The pay gap between men and women working in Hollywood has become an important point of conversation, especially in the wake of the #MeToo movement. Michelle Williams, for example, was paid just £750 for reshoots on All The Money In The World — when her co-star Mark Wahlberg was paid a whopping £1.2 million. Jennifer Lawrence wrote a Lenny Letter about being underpaid on American Hustle, the film which scored her an Oscar nomination. Catt Sadler was applauded for leaving E! after learning Jason Kennedy made a great deal more than she did at the network.
While it's vital that we discuss how women are underpaid in Hollywood in order to ensure future equality, one thing that we're simply not talking about enough is how, for people of colour, the wage gap is even wider. That means that women of colour are at the greatest disadvantage in Hollywood.
In an interview with The Hollywood Reporter, attorney Darrell Miller explains that part of the reason for this disparity is that there simply are not enough opportunities for people of colour onscreen. It's simply easier for a white man in Hollywood to walk away from negotiations that are not going his way — he knows that his next opportunity could be right around the corner.
"People of colour concede [in negotiations] quicker because they infrequently get golden opportunities," Miller, who represents stars like Angela Bassett, told THR. "The issue goes to the lack of diversity in the content being made. When there's more, that shifts the ability to have real leverage for people who are fortunate enough to be there the one year they're making Black Panther."
A limited ability to negotiate means that the salaries for Black stars can be significantly lower than that of their white peers. Black Panther might be the film that turns the tide.

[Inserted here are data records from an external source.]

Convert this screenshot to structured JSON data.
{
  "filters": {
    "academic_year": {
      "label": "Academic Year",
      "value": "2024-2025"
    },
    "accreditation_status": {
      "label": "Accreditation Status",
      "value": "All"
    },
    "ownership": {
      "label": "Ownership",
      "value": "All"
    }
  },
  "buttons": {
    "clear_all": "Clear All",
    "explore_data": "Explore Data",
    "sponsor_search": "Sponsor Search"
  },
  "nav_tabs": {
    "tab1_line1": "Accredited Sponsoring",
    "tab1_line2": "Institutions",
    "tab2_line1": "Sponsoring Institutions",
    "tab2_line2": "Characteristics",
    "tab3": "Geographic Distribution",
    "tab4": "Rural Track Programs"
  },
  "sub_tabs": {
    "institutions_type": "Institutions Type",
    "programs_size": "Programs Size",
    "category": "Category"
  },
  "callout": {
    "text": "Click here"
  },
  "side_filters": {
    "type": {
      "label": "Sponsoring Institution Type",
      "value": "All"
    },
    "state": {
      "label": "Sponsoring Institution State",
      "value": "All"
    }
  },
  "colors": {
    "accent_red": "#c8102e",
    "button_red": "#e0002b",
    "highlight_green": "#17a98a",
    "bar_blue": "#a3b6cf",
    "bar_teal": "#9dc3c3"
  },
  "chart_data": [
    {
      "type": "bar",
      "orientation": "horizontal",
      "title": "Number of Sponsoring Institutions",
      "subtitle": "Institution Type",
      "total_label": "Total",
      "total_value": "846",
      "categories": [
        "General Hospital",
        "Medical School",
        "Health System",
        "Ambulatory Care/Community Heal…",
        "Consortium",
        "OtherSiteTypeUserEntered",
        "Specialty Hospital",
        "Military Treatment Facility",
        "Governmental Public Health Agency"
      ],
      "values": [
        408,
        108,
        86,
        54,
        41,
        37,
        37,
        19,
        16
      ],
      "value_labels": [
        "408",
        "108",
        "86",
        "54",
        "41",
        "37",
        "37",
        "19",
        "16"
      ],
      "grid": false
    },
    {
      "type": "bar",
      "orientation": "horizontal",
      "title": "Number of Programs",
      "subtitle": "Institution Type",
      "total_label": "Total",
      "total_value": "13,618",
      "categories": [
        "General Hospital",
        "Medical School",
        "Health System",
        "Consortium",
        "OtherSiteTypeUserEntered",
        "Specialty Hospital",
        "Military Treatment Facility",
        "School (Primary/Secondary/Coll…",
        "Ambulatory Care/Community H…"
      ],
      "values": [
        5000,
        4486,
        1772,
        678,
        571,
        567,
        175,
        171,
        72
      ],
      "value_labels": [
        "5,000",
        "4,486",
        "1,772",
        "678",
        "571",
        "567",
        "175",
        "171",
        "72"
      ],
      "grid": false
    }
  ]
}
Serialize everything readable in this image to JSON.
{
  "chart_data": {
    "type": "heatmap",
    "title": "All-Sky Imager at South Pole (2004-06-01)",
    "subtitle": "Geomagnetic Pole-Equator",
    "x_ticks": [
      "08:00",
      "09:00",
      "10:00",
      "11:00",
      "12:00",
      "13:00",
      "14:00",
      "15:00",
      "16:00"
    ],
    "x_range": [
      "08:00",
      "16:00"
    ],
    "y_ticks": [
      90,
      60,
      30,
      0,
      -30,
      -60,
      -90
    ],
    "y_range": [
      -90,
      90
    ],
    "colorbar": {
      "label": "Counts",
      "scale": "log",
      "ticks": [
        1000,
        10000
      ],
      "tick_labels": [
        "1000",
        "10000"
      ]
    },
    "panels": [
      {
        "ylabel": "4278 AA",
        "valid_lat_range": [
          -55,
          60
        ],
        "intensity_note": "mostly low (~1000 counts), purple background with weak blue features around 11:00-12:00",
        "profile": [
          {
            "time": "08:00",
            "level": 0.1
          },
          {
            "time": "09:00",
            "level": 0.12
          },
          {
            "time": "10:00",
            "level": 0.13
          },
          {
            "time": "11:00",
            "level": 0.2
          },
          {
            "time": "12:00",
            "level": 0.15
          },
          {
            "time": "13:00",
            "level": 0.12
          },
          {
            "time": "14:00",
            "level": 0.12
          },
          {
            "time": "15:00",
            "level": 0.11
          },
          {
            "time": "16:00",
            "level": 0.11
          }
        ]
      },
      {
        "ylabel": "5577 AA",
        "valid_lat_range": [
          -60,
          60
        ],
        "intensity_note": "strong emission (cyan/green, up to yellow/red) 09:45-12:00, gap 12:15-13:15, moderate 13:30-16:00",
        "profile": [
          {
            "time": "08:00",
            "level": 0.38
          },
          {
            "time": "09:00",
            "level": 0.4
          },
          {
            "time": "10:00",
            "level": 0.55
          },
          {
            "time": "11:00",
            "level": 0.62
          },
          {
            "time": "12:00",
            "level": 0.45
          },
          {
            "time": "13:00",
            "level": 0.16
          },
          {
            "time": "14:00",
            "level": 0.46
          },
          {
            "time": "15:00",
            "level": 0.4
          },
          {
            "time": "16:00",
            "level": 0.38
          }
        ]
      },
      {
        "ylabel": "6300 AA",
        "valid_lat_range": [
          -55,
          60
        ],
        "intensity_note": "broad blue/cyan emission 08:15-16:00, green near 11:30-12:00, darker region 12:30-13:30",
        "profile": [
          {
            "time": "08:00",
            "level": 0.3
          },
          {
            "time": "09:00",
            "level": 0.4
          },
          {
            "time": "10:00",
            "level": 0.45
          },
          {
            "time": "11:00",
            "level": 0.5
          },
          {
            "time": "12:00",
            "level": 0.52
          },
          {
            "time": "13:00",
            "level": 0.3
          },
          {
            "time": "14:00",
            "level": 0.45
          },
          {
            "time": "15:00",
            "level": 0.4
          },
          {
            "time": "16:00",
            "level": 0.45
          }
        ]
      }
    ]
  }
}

Black Panther, the next solo superhero flick in the Marvel Cinematic Universe, boasts a predominantly Black cast, which includes Lupita Nyong'o, Forest Whitaker, Daniel Kaluuya, and Miller's client Bassett. Given its place within the superhero universe, and the general fanfare surrounding it, it seems destined to rake in major money at the box office — which can only be good for its cast, and Black actors in Hollywood in general.
Miller told The Hollywood Reporter that oftentimes, movies starring Black actors are not greenlit because they are not considered internationally viable. Yet, as proven with 2017 Best Picture winner Moonlight, and three-time Oscar nominee Hidden Figures, both of which have great international numbers, that's completely untrue.
"That myth has hurt a lot of product of colour, and it's still a problem with the middle-aged buyers who are the proverbial gatekeepers, who in fact enforce that misperception by not buying content of colour," said Miller.
While we don't know what the cast was paid to appear in Black Panther, the success of this particular Marvel film could give a group of Black actors leverage in negotiations that they may not have had previously. At the very least, Black Panther can prove that major blockbusters with a predominantly Black cast can work — which means that it's time Hollywood pay the people starring in them their fair share.